The Yamaha champion, who rapidly grew in confidence and stature in 2015 to eventually pummel the field with fifteen moto wins from thirty-six and eight overall victories from eighteen including fifteen podiums, talks about his life-changing term in this brand new video (below) recorded days and hours before MXGP fires afresh.
“I can remember taking the red plate in Germany [round ten] and it was the midpoint of the season…then I felt that it could be my year,” he reflects. “I had to stay focused because I knew I had the speed and the confidence. In MXGP it is way-easier to be focused on what you want when you know you have the package and speed to make it happen.”

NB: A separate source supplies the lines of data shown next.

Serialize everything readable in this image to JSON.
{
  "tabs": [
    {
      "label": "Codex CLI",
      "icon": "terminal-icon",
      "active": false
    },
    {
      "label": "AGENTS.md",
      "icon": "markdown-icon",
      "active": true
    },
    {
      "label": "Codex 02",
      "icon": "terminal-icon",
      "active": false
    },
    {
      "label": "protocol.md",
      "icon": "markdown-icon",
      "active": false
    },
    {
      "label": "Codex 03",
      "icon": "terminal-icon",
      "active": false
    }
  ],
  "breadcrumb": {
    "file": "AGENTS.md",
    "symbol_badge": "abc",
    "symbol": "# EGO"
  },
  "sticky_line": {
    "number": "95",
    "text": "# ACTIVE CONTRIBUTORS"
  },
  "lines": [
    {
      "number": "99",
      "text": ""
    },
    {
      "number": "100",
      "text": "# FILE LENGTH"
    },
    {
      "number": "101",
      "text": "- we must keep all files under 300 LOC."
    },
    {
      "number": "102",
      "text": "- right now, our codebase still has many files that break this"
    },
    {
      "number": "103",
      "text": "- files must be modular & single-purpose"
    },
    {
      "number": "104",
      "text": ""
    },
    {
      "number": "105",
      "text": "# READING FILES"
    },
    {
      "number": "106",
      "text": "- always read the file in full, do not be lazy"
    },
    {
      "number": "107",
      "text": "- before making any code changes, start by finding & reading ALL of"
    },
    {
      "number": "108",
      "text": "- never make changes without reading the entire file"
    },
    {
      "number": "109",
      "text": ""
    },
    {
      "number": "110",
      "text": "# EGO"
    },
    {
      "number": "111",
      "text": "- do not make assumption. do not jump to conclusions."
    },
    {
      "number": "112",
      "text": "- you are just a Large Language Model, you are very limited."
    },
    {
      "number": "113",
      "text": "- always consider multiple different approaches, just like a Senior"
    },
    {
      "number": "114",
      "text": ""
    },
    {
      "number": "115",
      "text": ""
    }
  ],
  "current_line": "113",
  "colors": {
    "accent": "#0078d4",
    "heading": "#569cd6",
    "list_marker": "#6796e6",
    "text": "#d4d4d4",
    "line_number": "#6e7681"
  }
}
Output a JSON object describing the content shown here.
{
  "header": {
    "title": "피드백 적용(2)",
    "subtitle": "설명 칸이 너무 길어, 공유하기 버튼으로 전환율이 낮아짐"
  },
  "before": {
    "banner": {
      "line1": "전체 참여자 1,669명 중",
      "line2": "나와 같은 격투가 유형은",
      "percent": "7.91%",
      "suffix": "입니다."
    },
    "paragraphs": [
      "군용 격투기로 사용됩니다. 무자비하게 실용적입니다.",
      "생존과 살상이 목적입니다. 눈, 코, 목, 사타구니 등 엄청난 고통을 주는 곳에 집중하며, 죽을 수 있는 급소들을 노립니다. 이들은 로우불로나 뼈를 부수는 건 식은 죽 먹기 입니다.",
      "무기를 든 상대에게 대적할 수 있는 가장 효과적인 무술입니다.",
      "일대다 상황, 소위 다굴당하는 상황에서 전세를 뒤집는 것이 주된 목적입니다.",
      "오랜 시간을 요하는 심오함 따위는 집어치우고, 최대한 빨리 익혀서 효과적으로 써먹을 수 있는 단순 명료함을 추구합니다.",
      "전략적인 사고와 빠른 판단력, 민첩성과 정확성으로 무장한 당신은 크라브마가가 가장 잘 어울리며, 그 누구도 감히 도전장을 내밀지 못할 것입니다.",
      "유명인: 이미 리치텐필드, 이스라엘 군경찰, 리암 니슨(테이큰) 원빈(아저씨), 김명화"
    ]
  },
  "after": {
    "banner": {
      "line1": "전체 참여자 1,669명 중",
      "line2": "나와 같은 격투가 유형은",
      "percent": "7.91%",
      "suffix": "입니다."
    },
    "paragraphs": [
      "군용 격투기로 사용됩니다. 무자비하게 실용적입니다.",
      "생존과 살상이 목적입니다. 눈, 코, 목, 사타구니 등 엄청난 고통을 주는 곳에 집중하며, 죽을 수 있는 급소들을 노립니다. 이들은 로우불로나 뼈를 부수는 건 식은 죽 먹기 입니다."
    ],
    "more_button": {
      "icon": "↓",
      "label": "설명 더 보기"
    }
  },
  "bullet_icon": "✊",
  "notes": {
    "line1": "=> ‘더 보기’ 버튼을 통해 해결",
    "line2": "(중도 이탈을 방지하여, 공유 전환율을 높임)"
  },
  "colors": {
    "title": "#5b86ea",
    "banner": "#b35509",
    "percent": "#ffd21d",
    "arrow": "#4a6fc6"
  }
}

“For sure I learned a lot and the two key factors to win a championship is to keep consistent and win a few races,” he divulges. “My strategy after a few GPs was that if I felt I could win then I would. I was looking at my feeling on the track and the bike. I think you have to be like this. There were some weekends where I was not the best – like Lommel [Belgium] where I pushed and made mistakes – where I had to tell myself ‘take third’. When you are racing it is difficult to tell yourself to accept third, fifth, eighth or whatever but it is what I could do last year and I hope I can do it again this year.”
Febvre has had to grow and mature quickly. He now has to assume a new position as pack leader and again set the reference at the front of the world. Yamaha Team Owner Michele Rinaldi has said that the Frenchman reminds him of an ‘old school’ racer: an athlete with a simplified and dedicated approach, able to displace any form of distraction.
“I try to be a perfectionist – too much – and even when it is perhaps not the best time to expect perfection I still want it,” Febvre muses when asked about his approach to his profession. “I don’t complain about the bike because I know it is good and I feel comfortable but I am very critical of myself. It is not easy and it is something that can force a mistake in a race or the championship story. I need to control myself better.”
Febvre might be transparent with his self-analysis but to the many MXGP viewers and followers that watched him in 2015 there was an unbreakable solidity in the ‘461+Yamaha’ package. Such was his form at the end of the last Grand Prix term that Febvre cannot be discounted from further title contention when Qatar starts the frantic position-swapping and point-grabbing once more. “Like I have told myself many times ‘there can be only one world champion every year…and a rider might be lucky to get ten good years out of a career’. I did it once and I hope to do it again,” he reflects. “My goal is to be totally focussed on the championship and have some stories to tell.”
The gate tumbles on 2016 MXGP Saturday evening in Qatar with practice and qualification heats taking place on Friday. From the depths of the desert the series then clocks-up the air miles with Grands Prix in Thailand, Argentina, Mexico and Holland in the first month and then across the breadth of Europe until the fascinating double-header climax in the United States in September.